By Ricardo Lois - Fight Night News Staff Writer
 

September 6, 2006 - You will have to excuse me, my column is two days late.
I have been hanging around too many boxers, because I have an excuse for my shortcoming.

Michael Marley, the poster boy of Fight Night News, sent me down to the Nikolai Valuev press conference at the Biltmore Hotel in Downtown Los Angeles to shoot some video of the event.

I must say, the buffet was excellent at the Biltmore, good job Mr. Don King and company.

After a one and a half-hour press conference, I then spent twenty-four hours editing video. If you must know, I am a perfectionist, some may say I am borderline neurotic.

Getting to the point, Stick and Move is two days late because Mr. Marley sent me out to shoot video. The lateness had NOTHING to do with the numerous beers I consumed on Labor Day.

After spending a few hours listening to Don King preaching the greatness of Valuev,
I walked away thinking, "Who cares? Who cares about some seven foot freak and further more, who cares about any of the other three so-called champions of European decent, and who cares about any American heavyweight?"

I sure as hell do not.

The heavyweight division lost its luster, around the time James Buster Douglas beat the hell out of Mike Tyson. Since then, the personality of the division has had all the flavor of a stale Cuban cracker (that is saying something, if you ever tasted a fresh Cuban cracker, they are pretty dry at their best). The action in the ring has resorted to a bunch of guys hugging, posing, and throwing a low number of punches.

When I looked at Valuev, I thought to myself, "a man of this size spells disaster in the ring." Disaster for fans, not necessarily opponents. His punches are as slow, and look sloppy, and that sort of height just lends itself to ugly, hard to watch match-ups.

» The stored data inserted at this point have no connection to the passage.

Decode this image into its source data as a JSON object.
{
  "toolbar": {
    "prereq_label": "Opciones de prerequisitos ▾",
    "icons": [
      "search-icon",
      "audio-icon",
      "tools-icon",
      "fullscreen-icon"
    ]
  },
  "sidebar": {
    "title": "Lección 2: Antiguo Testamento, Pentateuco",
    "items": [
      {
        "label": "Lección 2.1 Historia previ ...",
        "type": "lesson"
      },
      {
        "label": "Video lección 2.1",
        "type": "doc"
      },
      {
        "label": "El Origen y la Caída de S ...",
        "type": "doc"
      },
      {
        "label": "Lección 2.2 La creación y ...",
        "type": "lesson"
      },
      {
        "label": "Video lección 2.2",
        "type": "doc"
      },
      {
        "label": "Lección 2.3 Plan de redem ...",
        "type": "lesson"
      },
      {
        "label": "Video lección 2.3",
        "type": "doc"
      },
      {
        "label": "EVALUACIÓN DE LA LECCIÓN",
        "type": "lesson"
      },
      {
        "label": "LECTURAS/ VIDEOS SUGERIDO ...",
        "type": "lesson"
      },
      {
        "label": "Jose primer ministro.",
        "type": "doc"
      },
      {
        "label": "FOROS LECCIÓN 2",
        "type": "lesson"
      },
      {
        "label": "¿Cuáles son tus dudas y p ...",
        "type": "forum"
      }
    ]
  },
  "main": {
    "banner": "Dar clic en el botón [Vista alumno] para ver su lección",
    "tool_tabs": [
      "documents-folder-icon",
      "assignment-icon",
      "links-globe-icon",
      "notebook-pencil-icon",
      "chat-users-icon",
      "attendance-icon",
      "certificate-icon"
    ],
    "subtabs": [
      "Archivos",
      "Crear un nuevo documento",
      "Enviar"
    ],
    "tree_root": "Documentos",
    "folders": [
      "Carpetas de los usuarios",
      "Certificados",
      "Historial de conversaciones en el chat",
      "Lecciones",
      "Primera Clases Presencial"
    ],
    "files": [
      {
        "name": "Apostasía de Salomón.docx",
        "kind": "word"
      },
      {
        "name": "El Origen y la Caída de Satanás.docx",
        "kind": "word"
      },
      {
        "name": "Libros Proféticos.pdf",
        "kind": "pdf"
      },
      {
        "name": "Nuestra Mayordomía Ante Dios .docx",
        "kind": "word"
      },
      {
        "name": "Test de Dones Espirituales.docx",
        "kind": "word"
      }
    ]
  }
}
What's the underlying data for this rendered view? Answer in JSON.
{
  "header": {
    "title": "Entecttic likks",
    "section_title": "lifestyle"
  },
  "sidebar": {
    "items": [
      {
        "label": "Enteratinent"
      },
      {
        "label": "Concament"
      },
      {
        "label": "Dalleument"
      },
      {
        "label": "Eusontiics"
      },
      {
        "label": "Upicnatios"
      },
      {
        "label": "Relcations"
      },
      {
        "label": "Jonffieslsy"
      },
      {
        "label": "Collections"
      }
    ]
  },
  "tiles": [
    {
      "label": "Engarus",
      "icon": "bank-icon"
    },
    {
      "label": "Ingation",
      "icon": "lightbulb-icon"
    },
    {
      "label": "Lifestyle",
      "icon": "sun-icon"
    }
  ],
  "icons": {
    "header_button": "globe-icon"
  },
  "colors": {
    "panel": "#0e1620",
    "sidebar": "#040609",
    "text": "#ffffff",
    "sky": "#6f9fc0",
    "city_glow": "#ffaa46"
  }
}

The heavyweight division is dead. Athletic kids measuring six feet or over and weighing over two hundred pounds in the ghettos of America do NOT, I say DO NOT, find themselves into boxing gyms.

Their athletic prowess is refined on the blacktop basketball courts and football fields of their respective neighborhoods. America is no longer a producer of heavyweight boxers. Hell, why would you want to take lumps on the dome, when you have a million in one shot to hit the N.B.A. or N.F.L.?

Don King can talk up Valuev and he can talk up any other fighter that comes along in the next few years. Bob Arum can try to stir-up the heavyweight pot. Dan Goossen, Lou DiBella, and Gary Shaw can try to market and promote dozens of heavyweights.

Yet as a close friend used to tell me, you can polish a lump of shit, but in the end, it is still a lump of shit.